Blood thinners early after stroke lower the risk of a 2nd one

(Credit: Getty Images)

A new study shows that starting blood thinners just days after a stroke is not only safe—it significantly lowers the chance of another stroke.

The findings could help change how doctors treat stroke patients worldwide.

The new study in The Lancet finds that starting blood thinners within four days of an ischemic stroke caused by atrial fibrillation can significantly lower the risk of a second stroke—without increasing the risk of brain bleeding.

The findings offer the most definitive evidence to date on a question that has long challenged clinicians: How soon is too soon to begin blood-thinning therapy after stroke?

The study, called CATALYST, analyzed data from more than 5,400 patients across four major randomized clinical trials. Steven Warach, professor of neurology at Dell Medical School at The University of Texas at Austin, served as the US principal investigator and coauthor of the study. He also led the US-based START trial, one of the four studies included in the meta-analysis, which was published earlier this year in JAMA Neurology.

“For decades, clinicians have been uncertain when to safely start anticoagulation after stroke,” says Warach.

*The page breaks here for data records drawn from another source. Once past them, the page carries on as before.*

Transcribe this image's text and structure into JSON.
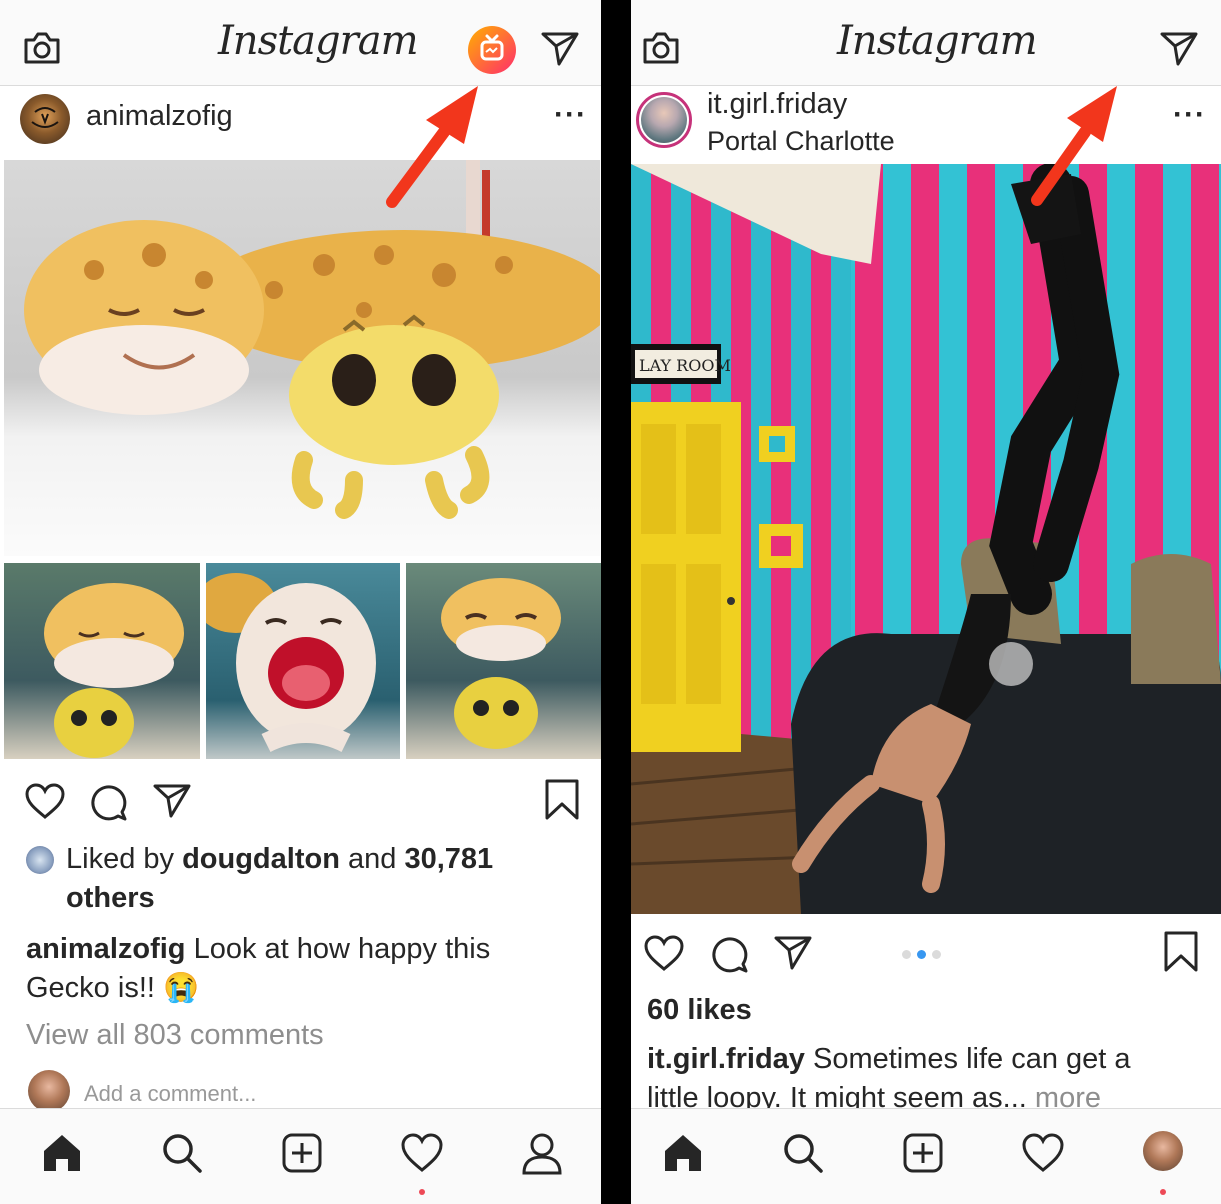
{
  "left": {
    "header": {
      "logo": "Instagram",
      "icons": [
        "camera-icon",
        "igtv-icon",
        "direct-icon"
      ]
    },
    "post": {
      "username": "animalzofig",
      "more_label": "···",
      "liked_prefix": "Liked by",
      "liked_user": "dougdalton",
      "liked_and": "and",
      "liked_count": "30,781",
      "liked_suffix": "others",
      "caption_user": "animalzofig",
      "caption_text_1": "Look at how happy this",
      "caption_text_2": "Gecko is!! 😭",
      "view_comments": "View all 803 comments",
      "comment_placeholder": "Add a comment..."
    },
    "tabbar": {
      "icons": [
        "home-icon",
        "search-icon",
        "add-post-icon",
        "activity-heart-icon",
        "profile-icon"
      ]
    }
  },
  "right": {
    "header": {
      "logo": "Instagram",
      "icons": [
        "camera-icon",
        "direct-icon"
      ]
    },
    "post": {
      "username": "it.girl.friday",
      "location": "Portal Charlotte",
      "more_label": "···",
      "likes": "60 likes",
      "caption_user": "it.girl.friday",
      "caption_text_1": "Sometimes life can get a",
      "caption_text_2": "little loopy. It might seem as...",
      "caption_more": "more",
      "sign_text": "LAY ROOM",
      "carousel_active_index": 2,
      "carousel_count": 3
    },
    "tabbar": {
      "icons": [
        "home-icon",
        "search-icon",
        "add-post-icon",
        "activity-heart-icon",
        "profile-avatar"
      ]
    }
  },
  "colors": {
    "annotation_arrow": "#f2361c",
    "igtv_gradient_start": "#ffb000",
    "igtv_gradient_end": "#ff2c6d",
    "link_blue": "#3897f0",
    "notification_dot": "#ed4956"
  }
}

“This study provides the clearest evidence yet that in most cases, it’s not only safe to start earlier—it’s better for patients.”

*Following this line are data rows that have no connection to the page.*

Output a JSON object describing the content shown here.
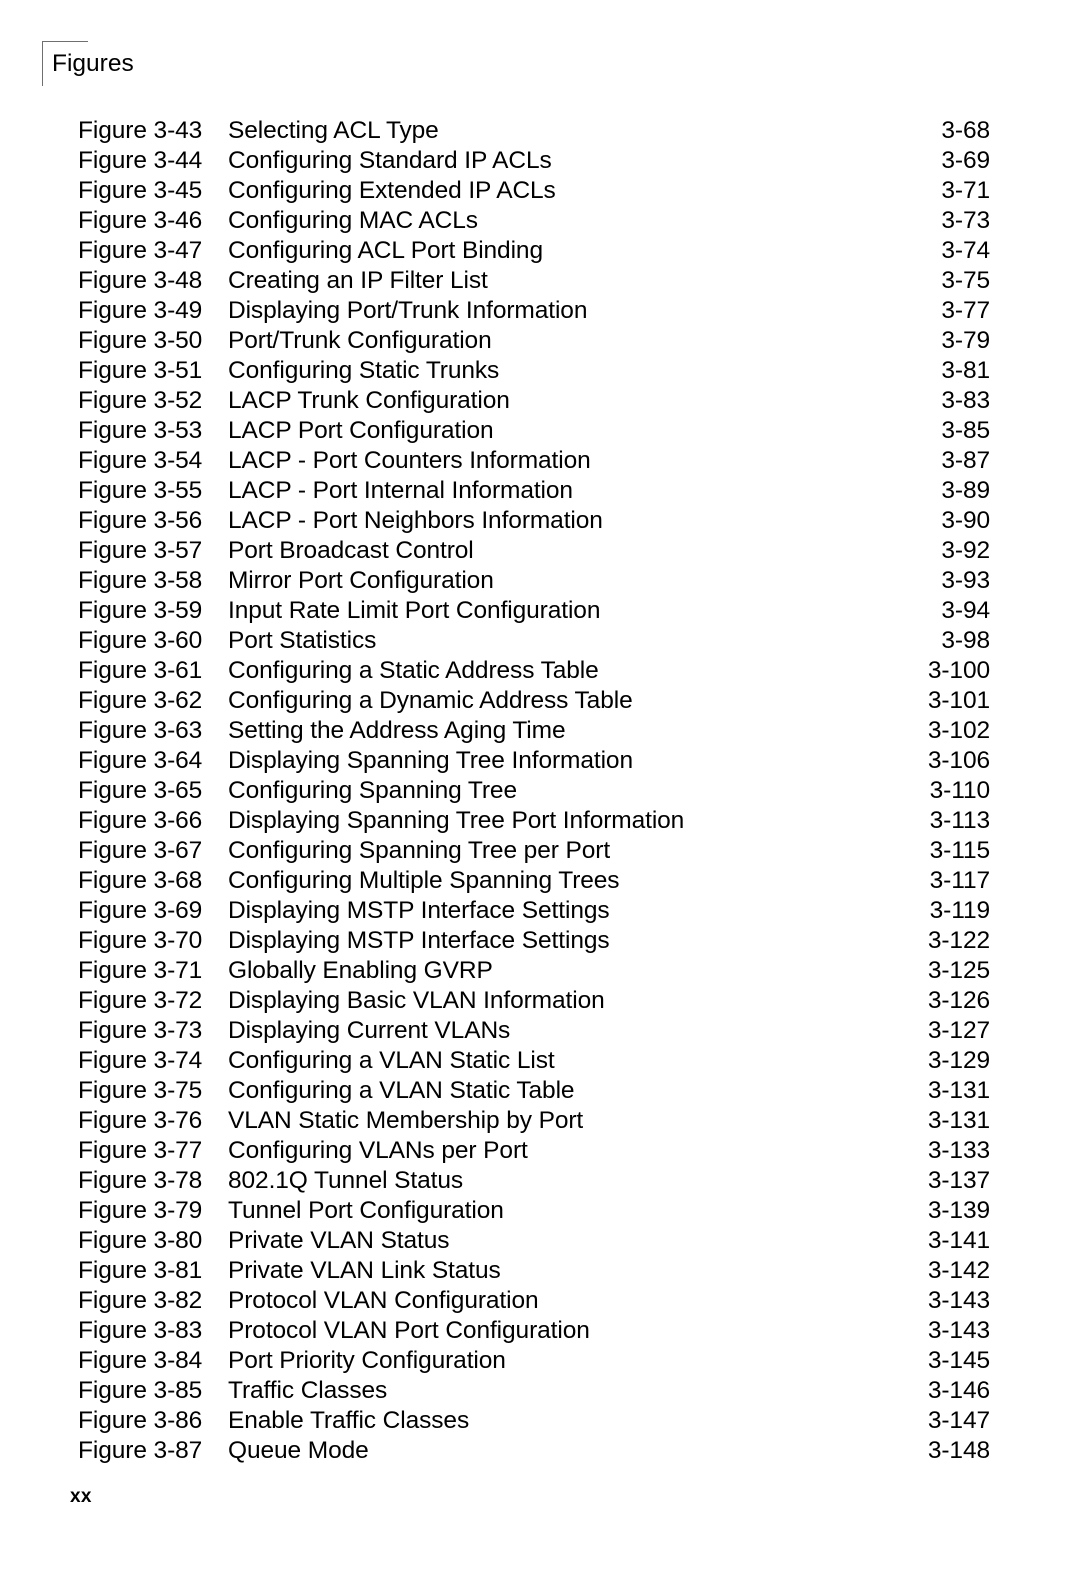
{
  "header": {
    "running_head": "Figures"
  },
  "footer": {
    "page_number": "xx"
  },
  "figure_list": {
    "rows": [
      {
        "label": "Figure 3-43",
        "title": "Selecting ACL Type",
        "page": "3-68"
      },
      {
        "label": "Figure 3-44",
        "title": "Configuring Standard IP ACLs",
        "page": "3-69"
      },
      {
        "label": "Figure 3-45",
        "title": "Configuring Extended IP ACLs",
        "page": "3-71"
      },
      {
        "label": "Figure 3-46",
        "title": "Configuring MAC ACLs",
        "page": "3-73"
      },
      {
        "label": "Figure 3-47",
        "title": "Configuring ACL Port Binding",
        "page": "3-74"
      },
      {
        "label": "Figure 3-48",
        "title": "Creating an IP Filter List",
        "page": "3-75"
      },
      {
        "label": "Figure 3-49",
        "title": "Displaying Port/Trunk Information",
        "page": "3-77"
      },
      {
        "label": "Figure 3-50",
        "title": "Port/Trunk Configuration",
        "page": "3-79"
      },
      {
        "label": "Figure 3-51",
        "title": "Configuring Static Trunks",
        "page": "3-81"
      },
      {
        "label": "Figure 3-52",
        "title": "LACP Trunk Configuration",
        "page": "3-83"
      },
      {
        "label": "Figure 3-53",
        "title": "LACP Port Configuration",
        "page": "3-85"
      },
      {
        "label": "Figure 3-54",
        "title": "LACP - Port Counters Information",
        "page": "3-87"
      },
      {
        "label": "Figure 3-55",
        "title": "LACP - Port Internal Information",
        "page": "3-89"
      },
      {
        "label": "Figure 3-56",
        "title": "LACP - Port Neighbors Information",
        "page": "3-90"
      },
      {
        "label": "Figure 3-57",
        "title": "Port Broadcast Control",
        "page": "3-92"
      },
      {
        "label": "Figure 3-58",
        "title": "Mirror Port Configuration",
        "page": "3-93"
      },
      {
        "label": "Figure 3-59",
        "title": "Input Rate Limit Port Configuration",
        "page": "3-94"
      },
      {
        "label": "Figure 3-60",
        "title": "Port Statistics",
        "page": "3-98"
      },
      {
        "label": "Figure 3-61",
        "title": "Configuring a Static Address Table",
        "page": "3-100"
      },
      {
        "label": "Figure 3-62",
        "title": "Configuring a Dynamic Address Table",
        "page": "3-101"
      },
      {
        "label": "Figure 3-63",
        "title": "Setting the Address Aging Time",
        "page": "3-102"
      },
      {
        "label": "Figure 3-64",
        "title": "Displaying Spanning Tree Information",
        "page": "3-106"
      },
      {
        "label": "Figure 3-65",
        "title": "Configuring Spanning Tree",
        "page": "3-110"
      },
      {
        "label": "Figure 3-66",
        "title": "Displaying Spanning Tree Port Information",
        "page": "3-113"
      },
      {
        "label": "Figure 3-67",
        "title": "Configuring Spanning Tree per Port",
        "page": "3-115"
      },
      {
        "label": "Figure 3-68",
        "title": "Configuring Multiple Spanning Trees",
        "page": "3-117"
      },
      {
        "label": "Figure 3-69",
        "title": "Displaying MSTP Interface Settings",
        "page": "3-119"
      },
      {
        "label": "Figure 3-70",
        "title": "Displaying MSTP Interface Settings",
        "page": "3-122"
      },
      {
        "label": "Figure 3-71",
        "title": "Globally Enabling GVRP",
        "page": "3-125"
      },
      {
        "label": "Figure 3-72",
        "title": "Displaying Basic VLAN Information",
        "page": "3-126"
      },
      {
        "label": "Figure 3-73",
        "title": "Displaying Current VLANs",
        "page": "3-127"
      },
      {
        "label": "Figure 3-74",
        "title": "Configuring a VLAN Static List",
        "page": "3-129"
      },
      {
        "label": "Figure 3-75",
        "title": "Configuring a VLAN Static Table",
        "page": "3-131"
      },
      {
        "label": "Figure 3-76",
        "title": "VLAN Static Membership by Port",
        "page": "3-131"
      },
      {
        "label": "Figure 3-77",
        "title": "Configuring VLANs per Port",
        "page": "3-133"
      },
      {
        "label": "Figure 3-78",
        "title": "802.1Q Tunnel Status",
        "page": "3-137"
      },
      {
        "label": "Figure 3-79",
        "title": "Tunnel Port Configuration",
        "page": "3-139"
      },
      {
        "label": "Figure 3-80",
        "title": "Private VLAN Status",
        "page": "3-141"
      },
      {
        "label": "Figure 3-81",
        "title": "Private VLAN Link Status",
        "page": "3-142"
      },
      {
        "label": "Figure 3-82",
        "title": "Protocol VLAN Configuration",
        "page": "3-143"
      },
      {
        "label": "Figure 3-83",
        "title": "Protocol VLAN Port Configuration",
        "page": "3-143"
      },
      {
        "label": "Figure 3-84",
        "title": "Port Priority Configuration",
        "page": "3-145"
      },
      {
        "label": "Figure 3-85",
        "title": "Traffic Classes",
        "page": "3-146"
      },
      {
        "label": "Figure 3-86",
        "title": "Enable Traffic Classes",
        "page": "3-147"
      },
      {
        "label": "Figure 3-87",
        "title": "Queue Mode",
        "page": "3-148"
      }
    ]
  }
}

Atrial fibrillation, an irregular heartbeat that increases stroke risk, causes about 1 in 3 ischemic strokes. Although direct oral anticoagulants (DOACs) are highly effective in preventing future strokes, the best time to start them after an initial stroke has remained controversial, with many physicians waiting one to two weeks to begin treatment.

By pooling individual patient data from all high-quality trials available, the CATALYST analysis offers a more reliable answer.

Key findings

  • Starting DOACs within four days of stroke onset cut the risk of a second stroke by nearly one-third.
  • No added risk of brain bleeding or other major complications.
  • Benefits observed across a broad range of patients, regardless of stroke severity or prior treatment.
  • Suggests earlier DOAC use should become the new standard of care.
  • Potential to shorten hospital stays and improve global outcomes.

“This gives clinicians the clarity they’ve been waiting for—and gives patients a better chance at recovery,” says Warach. “It’s a major step forward in evidence-based stroke care.”